Ziff Davis continues to dwindle away. The company followed last week’s announcement of a debt default by posting depressing Q2 results:
- Revenue of $16.5 million, down 29% year over year (down 18% excluding closed publications).
- EBITDA of -$0.4 million, down from $1.9 million year over year.
- $11.4 million of cash burned, leaving $10.8 million (thus the default).
Digital revenue did increase 14% year over year, partially offsetting a startling 31% decline in print revenue. The company does not disclose the absolute level of digital revenue, however, so we can safely assume it’s small. Also, almost all the digital growth came in the small “game” sector: The consumer media business (tech) digital revenue only grew 2% (from 10Q). The consumer media business still generates about a 10% EBITDA margin, but EBITDA in this division declined nearly $2.5 million year over year, so it’s probably headed for losses.

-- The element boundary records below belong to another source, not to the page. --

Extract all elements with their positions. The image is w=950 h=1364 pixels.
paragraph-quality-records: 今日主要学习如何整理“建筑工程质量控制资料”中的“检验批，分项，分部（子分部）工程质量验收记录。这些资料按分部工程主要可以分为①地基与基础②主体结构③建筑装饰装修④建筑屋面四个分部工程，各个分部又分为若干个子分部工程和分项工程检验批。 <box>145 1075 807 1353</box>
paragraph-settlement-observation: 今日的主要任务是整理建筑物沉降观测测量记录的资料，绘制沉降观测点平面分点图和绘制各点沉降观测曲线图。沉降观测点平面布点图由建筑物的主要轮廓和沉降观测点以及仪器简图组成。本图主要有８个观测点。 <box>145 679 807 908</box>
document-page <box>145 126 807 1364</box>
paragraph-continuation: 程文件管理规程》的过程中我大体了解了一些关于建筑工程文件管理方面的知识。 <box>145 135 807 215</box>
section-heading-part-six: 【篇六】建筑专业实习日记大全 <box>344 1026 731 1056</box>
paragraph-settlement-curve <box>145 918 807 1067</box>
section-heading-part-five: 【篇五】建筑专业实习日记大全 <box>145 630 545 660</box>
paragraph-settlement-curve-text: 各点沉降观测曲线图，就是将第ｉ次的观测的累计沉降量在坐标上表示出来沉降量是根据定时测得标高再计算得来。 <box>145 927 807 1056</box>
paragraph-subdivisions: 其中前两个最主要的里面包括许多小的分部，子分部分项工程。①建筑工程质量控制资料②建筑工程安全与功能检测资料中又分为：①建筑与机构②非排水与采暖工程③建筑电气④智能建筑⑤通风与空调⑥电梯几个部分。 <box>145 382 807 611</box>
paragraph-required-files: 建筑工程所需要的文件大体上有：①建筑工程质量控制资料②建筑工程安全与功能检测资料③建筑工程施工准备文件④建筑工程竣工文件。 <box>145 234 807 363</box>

Fast forward a few years ahead. It seems reasonable to assume that print revenue will go to zero, a process that may not even take a few years (Planning to renew your PC Magazine subscription?). This will leave digital revenue, which is probably less than a third of the business. Almost all of the growth in digital, meanwhile, is in the Game group, which had total revenue of only $5.5 million and an EBITDA loss of -$1.4 million). Excluding closed publications, revenue for the Game group dropped 3% year over year. Online revenue in this group jumped 81%, but given that the overall division shrank, online revenue must be tiny.
So this leaves a digital consumer-tech and game business generating perhaps $3-$5 million a quarter ($12-$20 million a year) and almost certainly losing money, plus a serious cash crunch. New CEO Jason Young and team have even tougher times ahead.